Когда девочка лишила жизни воробья, охваченный горем Кипер откинул голову назад и завыл, словно Фэйт снова украли. От его воя по ее спине пробежала дрожь. Открыв глаза, Фэйт увидела, что бездыханная птичка лежит на ее ладони, а Кипера рядом нет. Он разорвал с ней узы и покинул ее: Фэйт теперь не та, к кому он был привязан, к кому пришел добровольно – ведь фамилиара нельзя позвать, он сам делает свой выбор. Фэйт завернула трупик воробышка в кусок фланели, положила в корзину с лекарственными травами и пошла искать Кипера. Отпечатки его лап в грязи вели мимо озера, где она кормила хлебом гигантского угря. Фэйт обыскала все утесы и пещеры, но Кипера нигде не было. Она звала его, свистела и хлопала в ладоши, но волка и след простыл. Самый преданный друг ушел от нее, и он имел на это все основания. Фэйт теперь была уже не той девочкой, которую он знал. Поступки изменяют тебя, и часто не в лучшую сторону.
– Вернись! – кричала Фэйт, срывая голос. – Если уйдешь, перестанешь для меня существовать!
Раскрасневшаяся, она бежала через поля.
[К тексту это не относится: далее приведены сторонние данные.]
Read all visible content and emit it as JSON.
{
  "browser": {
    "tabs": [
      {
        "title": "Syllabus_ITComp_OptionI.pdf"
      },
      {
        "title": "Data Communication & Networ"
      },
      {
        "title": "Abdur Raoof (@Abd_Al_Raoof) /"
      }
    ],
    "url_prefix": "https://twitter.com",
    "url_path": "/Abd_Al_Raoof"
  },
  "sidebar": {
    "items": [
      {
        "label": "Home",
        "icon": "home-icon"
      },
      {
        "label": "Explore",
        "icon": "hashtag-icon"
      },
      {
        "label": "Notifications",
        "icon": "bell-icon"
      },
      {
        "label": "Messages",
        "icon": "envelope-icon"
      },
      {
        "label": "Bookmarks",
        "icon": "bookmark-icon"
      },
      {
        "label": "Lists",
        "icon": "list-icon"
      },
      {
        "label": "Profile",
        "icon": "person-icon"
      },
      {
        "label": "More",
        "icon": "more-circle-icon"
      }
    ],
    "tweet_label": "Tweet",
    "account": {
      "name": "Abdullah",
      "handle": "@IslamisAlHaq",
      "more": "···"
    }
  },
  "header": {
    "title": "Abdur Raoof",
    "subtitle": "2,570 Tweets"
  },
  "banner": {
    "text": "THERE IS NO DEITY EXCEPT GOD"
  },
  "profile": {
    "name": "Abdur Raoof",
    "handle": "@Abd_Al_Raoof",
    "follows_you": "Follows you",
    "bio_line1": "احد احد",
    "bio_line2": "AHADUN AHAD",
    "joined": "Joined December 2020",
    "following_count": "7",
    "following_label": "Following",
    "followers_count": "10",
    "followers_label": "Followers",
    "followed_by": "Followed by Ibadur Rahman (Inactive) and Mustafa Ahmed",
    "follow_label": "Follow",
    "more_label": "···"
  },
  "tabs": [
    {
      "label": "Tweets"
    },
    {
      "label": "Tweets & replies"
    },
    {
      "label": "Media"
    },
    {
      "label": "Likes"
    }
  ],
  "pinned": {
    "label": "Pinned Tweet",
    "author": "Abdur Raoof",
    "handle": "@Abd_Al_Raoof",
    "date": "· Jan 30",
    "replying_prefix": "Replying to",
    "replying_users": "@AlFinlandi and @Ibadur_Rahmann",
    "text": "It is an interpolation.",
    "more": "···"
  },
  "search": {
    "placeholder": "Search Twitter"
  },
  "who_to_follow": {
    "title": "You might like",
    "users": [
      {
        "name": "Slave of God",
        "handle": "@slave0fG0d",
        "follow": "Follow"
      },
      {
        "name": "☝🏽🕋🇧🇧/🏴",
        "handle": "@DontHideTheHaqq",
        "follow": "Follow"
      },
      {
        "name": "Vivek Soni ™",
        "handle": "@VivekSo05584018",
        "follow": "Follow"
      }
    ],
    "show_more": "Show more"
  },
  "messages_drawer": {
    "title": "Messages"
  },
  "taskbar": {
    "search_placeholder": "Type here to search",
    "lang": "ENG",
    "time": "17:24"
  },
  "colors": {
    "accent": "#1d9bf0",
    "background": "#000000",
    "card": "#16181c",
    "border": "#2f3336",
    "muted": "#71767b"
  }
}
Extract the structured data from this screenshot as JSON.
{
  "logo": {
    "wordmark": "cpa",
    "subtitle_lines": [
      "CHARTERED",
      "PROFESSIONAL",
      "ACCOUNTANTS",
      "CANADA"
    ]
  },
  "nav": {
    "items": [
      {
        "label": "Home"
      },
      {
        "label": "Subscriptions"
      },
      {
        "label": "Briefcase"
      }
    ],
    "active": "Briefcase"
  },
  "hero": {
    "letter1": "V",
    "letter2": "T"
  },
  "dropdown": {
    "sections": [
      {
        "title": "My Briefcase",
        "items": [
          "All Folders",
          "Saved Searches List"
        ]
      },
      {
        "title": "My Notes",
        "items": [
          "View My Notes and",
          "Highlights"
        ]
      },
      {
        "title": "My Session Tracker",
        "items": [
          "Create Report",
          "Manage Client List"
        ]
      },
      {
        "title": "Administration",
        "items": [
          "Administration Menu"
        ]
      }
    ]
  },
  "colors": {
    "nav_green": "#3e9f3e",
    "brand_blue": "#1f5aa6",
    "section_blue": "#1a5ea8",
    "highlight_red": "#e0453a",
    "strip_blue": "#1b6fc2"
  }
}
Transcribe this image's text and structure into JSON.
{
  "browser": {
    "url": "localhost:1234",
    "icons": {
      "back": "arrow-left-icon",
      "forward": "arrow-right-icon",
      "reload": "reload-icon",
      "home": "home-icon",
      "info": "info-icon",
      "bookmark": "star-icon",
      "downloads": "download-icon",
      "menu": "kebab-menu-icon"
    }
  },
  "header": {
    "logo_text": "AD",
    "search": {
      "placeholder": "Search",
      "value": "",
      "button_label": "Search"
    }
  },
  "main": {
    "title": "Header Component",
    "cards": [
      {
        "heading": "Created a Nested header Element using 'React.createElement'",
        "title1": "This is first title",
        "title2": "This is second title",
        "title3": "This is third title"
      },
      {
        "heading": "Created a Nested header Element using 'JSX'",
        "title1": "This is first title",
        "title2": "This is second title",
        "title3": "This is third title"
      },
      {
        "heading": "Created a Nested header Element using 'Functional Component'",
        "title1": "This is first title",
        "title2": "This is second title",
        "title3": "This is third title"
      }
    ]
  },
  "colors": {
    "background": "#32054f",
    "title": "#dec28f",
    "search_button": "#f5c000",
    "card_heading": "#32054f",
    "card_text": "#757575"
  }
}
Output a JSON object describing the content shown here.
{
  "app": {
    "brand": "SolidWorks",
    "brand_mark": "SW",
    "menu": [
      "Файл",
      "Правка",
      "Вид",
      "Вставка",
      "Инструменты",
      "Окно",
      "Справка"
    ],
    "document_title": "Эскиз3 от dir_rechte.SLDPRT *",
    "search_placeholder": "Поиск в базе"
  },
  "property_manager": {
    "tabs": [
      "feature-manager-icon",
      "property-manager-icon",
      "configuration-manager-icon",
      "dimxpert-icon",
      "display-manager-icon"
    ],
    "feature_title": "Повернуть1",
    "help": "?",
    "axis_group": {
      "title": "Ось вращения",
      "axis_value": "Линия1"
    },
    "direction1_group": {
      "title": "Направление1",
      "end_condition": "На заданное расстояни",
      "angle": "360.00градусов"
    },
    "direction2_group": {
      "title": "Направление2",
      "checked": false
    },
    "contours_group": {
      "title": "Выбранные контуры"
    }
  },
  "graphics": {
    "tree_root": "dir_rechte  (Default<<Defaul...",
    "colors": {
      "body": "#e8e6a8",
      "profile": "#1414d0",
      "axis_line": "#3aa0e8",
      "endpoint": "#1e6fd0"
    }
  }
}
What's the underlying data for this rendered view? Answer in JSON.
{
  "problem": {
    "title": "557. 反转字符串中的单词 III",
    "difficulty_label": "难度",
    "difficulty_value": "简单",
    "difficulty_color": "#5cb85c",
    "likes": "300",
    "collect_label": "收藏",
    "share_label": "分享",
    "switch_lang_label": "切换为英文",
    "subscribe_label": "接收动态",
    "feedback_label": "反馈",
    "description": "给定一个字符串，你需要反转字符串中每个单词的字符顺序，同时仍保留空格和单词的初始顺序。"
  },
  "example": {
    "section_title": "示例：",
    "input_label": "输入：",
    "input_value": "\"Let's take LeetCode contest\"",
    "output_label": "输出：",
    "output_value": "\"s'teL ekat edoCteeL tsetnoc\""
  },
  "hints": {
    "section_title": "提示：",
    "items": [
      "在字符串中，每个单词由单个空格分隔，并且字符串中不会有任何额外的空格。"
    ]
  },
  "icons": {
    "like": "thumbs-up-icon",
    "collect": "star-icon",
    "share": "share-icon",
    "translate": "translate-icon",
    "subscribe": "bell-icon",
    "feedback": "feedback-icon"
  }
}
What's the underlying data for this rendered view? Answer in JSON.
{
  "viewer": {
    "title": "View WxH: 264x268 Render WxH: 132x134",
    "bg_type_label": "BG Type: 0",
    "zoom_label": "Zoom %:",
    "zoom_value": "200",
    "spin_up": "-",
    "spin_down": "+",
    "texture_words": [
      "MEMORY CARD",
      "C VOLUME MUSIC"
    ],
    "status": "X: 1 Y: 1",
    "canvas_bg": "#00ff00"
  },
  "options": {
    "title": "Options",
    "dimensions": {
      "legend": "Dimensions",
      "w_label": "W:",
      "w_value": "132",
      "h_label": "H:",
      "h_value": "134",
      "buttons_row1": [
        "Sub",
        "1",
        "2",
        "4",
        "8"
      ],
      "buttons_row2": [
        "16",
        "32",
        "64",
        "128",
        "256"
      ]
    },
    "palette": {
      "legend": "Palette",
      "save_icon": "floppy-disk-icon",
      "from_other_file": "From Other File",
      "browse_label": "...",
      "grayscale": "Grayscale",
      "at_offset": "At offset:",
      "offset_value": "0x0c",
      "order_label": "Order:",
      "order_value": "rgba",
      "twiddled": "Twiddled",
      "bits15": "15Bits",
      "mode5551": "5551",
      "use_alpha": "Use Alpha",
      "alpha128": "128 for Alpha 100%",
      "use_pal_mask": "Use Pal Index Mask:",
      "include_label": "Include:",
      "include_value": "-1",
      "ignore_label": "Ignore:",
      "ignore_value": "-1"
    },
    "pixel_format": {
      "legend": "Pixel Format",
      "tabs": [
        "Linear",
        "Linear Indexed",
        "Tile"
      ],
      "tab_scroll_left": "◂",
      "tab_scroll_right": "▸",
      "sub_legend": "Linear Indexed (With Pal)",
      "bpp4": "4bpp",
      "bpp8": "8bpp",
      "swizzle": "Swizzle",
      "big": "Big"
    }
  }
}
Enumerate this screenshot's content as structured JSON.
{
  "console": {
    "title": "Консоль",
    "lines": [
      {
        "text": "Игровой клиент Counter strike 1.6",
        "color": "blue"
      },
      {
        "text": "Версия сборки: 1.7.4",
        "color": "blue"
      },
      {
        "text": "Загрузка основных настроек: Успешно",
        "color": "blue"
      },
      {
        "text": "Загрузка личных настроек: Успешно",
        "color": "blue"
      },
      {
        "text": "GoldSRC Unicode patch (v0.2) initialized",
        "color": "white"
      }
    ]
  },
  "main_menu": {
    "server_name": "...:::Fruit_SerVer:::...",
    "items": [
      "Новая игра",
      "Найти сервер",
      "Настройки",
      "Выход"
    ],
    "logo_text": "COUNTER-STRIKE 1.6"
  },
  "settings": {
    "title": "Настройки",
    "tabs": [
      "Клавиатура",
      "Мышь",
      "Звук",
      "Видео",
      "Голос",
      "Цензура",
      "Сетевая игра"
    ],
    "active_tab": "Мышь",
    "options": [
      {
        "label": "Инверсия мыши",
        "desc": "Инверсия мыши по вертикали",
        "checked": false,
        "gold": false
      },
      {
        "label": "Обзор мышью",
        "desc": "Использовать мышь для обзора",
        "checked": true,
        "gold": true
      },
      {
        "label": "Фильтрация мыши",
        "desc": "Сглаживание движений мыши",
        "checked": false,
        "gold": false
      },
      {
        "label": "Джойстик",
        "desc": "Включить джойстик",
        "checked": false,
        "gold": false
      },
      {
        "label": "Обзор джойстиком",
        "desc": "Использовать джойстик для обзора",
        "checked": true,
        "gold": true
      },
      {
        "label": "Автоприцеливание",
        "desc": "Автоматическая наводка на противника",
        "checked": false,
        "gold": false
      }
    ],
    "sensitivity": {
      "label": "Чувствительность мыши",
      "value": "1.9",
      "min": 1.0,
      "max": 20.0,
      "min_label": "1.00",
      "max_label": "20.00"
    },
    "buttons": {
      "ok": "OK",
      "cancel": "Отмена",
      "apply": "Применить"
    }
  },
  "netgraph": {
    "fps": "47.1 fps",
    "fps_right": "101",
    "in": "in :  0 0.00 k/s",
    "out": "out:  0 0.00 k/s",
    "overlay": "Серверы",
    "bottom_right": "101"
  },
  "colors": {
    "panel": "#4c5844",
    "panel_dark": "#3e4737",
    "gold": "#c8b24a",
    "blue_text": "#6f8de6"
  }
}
Вернувшись в домик с растущими рядом вязами, она принялась готовить на медленном огне кухонной печи варево для проклятия. Когда Фэйт разрезала птичку на части, линия жизни на ее левой ладони перестала изменяться. Если бы она взглянула на нее в день, когда подметала пол в доме Хаторнов и кипятила белье в воде с золой и щелоком, она бы увидела, что ее судьбой теперь владеют горечь и злоба. По правилам магии, ей придется заплатить высокую цену за то, что она совершила из мести.
* * *
Самуэль Диас вернулся в Нью-Йорк и прочитал на могиле Абрахама кадиш[50] в память об отце, ушедшем из этого мира. Самуэль побывал на Ямайке и в Бразилии, на безымянных островах и в морях, где не дули ветры. Он видел множество деревьев, которые мог бы захватить с собой, красивые необычные сорта – в Нью-Йорке такие никто не видел: розовое трубное, синее палисандровое, дерево красных тропических пород с зелеными и белыми цветами; но в этот раз его единственным грузом были бочки с темным ромом. Самуэль оставил деревья там, где они росли, хотя каждое из них навевало мысли о Марии Оуэнс. Если человеку ничего от тебя не надо, подарок не имеет никакой ценности. Но во сне он часто видел лицо Марии, когда она выглянула из тюремного окна и сказала, что магнолия – настоящее чудо.